The introduction and maintenance of respect in my classroom is crucial. When I walk into a classroom for the first time, I want my students to learn about who I am and I want to learn about them as individuals and as members of families and communities. I introduce myself as Edōsdi and I talk about how my name is indicative of who I am as a teacher and scholar. When guests visit our class, I model respect by the giving of gifts to honour and acknowledge the knowledge and wisdom that has been shared with us. To foster respect for not only the discipline of FNST, but for Indigenous peoples and their knowledges and wisdoms, I speak about worldviews, different ways of coming to know, different ways of being, and about different nature-knowledge systems.

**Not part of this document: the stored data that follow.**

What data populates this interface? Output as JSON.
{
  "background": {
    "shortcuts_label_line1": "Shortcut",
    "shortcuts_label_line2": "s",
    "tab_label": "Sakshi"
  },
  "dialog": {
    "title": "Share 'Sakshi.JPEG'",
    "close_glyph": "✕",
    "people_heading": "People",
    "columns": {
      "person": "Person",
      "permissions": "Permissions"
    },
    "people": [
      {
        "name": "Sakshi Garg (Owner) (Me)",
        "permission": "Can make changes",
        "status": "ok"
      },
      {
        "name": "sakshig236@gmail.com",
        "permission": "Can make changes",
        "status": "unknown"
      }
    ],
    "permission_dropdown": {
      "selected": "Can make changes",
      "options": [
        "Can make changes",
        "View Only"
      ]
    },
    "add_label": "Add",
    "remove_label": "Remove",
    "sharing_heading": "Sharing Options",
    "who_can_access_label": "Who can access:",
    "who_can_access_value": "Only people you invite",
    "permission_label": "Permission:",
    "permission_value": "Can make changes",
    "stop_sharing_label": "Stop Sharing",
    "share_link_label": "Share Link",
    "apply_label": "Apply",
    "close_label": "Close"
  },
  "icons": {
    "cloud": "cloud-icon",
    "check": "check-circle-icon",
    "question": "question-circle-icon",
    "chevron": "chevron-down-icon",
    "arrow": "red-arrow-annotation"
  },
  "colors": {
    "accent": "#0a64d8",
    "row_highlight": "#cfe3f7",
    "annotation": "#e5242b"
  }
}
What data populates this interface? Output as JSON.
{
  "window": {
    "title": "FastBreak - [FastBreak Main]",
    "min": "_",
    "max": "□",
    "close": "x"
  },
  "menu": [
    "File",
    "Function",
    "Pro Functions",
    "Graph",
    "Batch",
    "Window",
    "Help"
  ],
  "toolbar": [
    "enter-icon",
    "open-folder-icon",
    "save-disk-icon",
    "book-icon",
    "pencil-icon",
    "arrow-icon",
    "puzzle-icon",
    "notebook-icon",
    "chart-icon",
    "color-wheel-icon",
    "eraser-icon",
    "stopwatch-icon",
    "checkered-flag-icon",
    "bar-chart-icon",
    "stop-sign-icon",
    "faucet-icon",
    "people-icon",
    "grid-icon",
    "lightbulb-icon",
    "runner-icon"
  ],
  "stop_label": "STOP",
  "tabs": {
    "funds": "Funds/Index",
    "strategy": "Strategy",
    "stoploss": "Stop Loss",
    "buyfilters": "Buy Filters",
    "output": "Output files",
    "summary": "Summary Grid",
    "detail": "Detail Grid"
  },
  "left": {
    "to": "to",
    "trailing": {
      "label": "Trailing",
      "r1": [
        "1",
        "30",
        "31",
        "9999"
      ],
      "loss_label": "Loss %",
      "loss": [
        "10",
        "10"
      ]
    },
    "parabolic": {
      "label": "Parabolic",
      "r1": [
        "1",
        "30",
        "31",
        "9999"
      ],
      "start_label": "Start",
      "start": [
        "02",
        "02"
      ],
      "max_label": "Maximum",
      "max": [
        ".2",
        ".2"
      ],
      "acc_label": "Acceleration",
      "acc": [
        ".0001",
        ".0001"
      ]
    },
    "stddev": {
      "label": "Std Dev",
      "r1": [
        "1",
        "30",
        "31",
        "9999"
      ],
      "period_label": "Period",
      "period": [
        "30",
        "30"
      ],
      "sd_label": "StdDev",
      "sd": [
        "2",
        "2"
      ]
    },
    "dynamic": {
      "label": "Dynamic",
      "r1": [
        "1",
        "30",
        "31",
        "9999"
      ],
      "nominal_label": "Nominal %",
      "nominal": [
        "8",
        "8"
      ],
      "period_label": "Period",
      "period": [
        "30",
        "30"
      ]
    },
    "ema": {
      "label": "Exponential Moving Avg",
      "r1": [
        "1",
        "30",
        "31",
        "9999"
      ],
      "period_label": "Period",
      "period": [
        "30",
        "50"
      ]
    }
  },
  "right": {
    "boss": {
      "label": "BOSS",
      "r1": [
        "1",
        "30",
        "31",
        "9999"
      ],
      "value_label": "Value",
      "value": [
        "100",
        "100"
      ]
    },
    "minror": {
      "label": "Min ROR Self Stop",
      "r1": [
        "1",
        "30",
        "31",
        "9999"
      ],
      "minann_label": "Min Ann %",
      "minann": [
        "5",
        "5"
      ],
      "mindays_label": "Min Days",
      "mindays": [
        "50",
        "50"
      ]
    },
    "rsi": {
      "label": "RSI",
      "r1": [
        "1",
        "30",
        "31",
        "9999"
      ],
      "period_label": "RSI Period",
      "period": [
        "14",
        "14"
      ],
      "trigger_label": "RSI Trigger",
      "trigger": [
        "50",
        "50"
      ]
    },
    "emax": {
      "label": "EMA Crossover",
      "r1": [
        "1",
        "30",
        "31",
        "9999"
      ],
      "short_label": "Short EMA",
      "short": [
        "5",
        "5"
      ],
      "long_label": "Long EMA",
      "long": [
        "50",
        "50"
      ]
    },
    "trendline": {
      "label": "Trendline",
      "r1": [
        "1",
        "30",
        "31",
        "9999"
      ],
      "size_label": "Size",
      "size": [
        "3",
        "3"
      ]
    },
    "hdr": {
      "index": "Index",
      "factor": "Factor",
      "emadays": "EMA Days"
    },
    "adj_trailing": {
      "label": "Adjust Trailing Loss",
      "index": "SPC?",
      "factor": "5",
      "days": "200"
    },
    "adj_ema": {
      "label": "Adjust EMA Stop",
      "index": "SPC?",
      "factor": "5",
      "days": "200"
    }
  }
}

Ensuring the relevance of Indigenous knowledges and wisdoms being brought into all levels of education is important and it is crucial that it is done in a culturally appropriate and respectful way. This ties into the Indigenization of the academy, which is often about weaving Indigenous peoples’ cultures and knowledges into the fabric of courses and programs. As part of my Master’s research, I developed a framework to both evaluate Indigenous knowledge curricula and to be used as a guide for educators attempting to bring Indigenous knowledges into their classrooms. The rubric articulates a list of criteria to consider when developing culturally relevant resources. It has been adapted for use in First Nations Education Steering Committee and First Nations School Association’s 2016 Science First Peoples 5-9 Teacher Resource Guide as a framework for designing Indigenous science resources (pp. 17-19).

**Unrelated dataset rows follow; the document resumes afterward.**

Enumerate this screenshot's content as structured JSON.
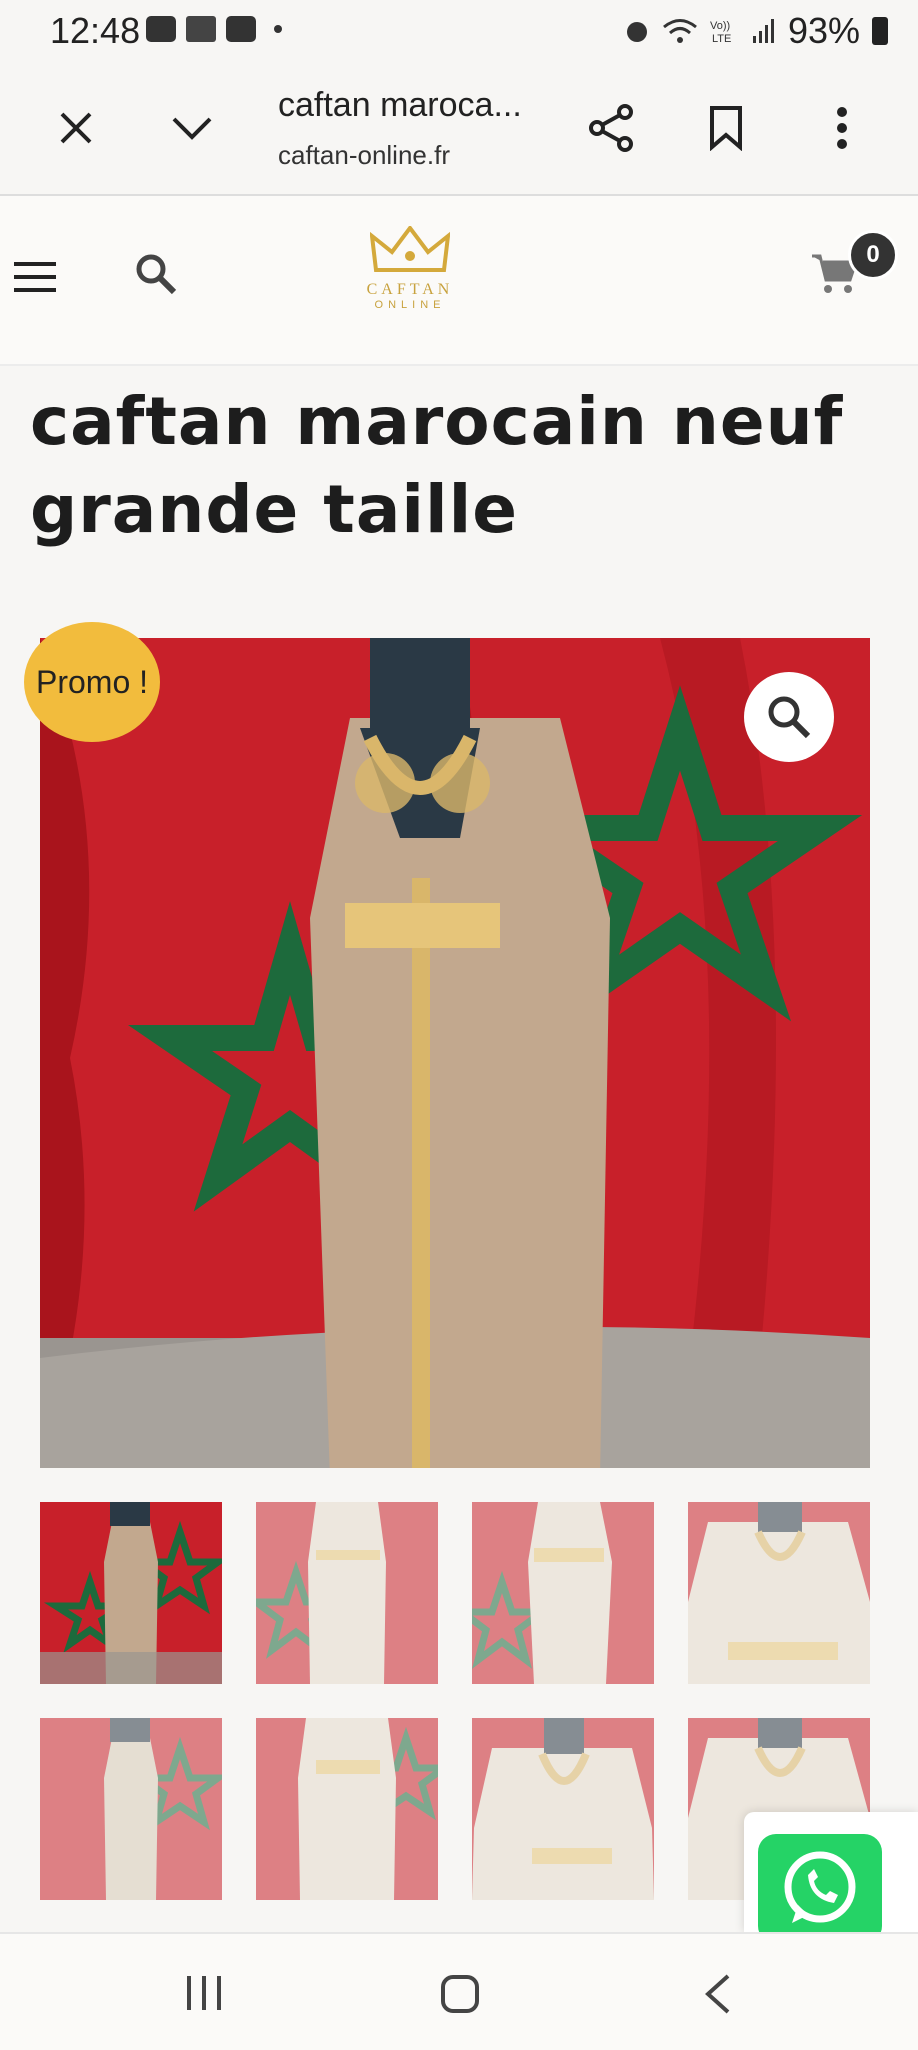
{
  "status_bar": {
    "time": "12:48",
    "battery": "93%"
  },
  "browser": {
    "title": "caftan maroca...",
    "url": "caftan-online.fr"
  },
  "site": {
    "logo_name": "CAFTAN",
    "logo_sub": "ONLINE",
    "cart_count": "0"
  },
  "product": {
    "title": "caftan marocain neuf grande taille",
    "promo_label": "Promo !"
  },
  "colors": {
    "promo": "#f2bc3d",
    "brand_gold": "#c8a23e",
    "flag_red": "#c8202a",
    "flag_green": "#1d6a3c",
    "whatsapp": "#25d366"
  },
  "icons": [
    "close-icon",
    "chevron-down-icon",
    "share-icon",
    "bookmark-icon",
    "more-vert-icon",
    "menu-icon",
    "search-icon",
    "cart-icon",
    "zoom-icon",
    "whatsapp-icon"
  ]
}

Hedekeyeh Hots’ih Kāhidi – “Our Ancestors Are in Us,” describes a Tahltan worldview, which is based on the connection Tahltan people have with our Ancestors, our land, and our language. From this worldview, I articulated a Tahltan methodology, Tahltan Voiceability which involves: (1) receiving the teachings of our Ancestors and Elders, (2) learning and knowing these teachings, and (3) the sharing of these teachings with our people. This methodology guides my teaching and research and I have a responsibility to share what I have learned from others and to give credit to them for their teachings. Reciprocity plays a key role in both my language revitalization work and my role as a teacher. As an Indigenous scholar and educator, it is my responsibility to share and give voice to my learnings, which has taken the form of publications, documentaries, giving guest lectures, giving keynote addresses, sharing with other nations about the successes and challenges of the Tahltan Language and Culture Program (documentary, reports, children’s books), and the sharing of the framework to guide the development of culturally relevant curricula.
As a guest who was born and raised on Ts’msyen territory and now teaches on the lands of the Lheidli T’enneh, I feel that it is my responsibility to learn as much about the peoples upon whose land I make my home. I extend this to all Canadians – Indigenous education is for everyone. Regardless of whether my students are Indigenous or not, it is crucial that people living on the lands of First Nations are introduced to the historical, cultural, social, and political realities that have and continue to impact the lives of Indigenous peoples in Canada.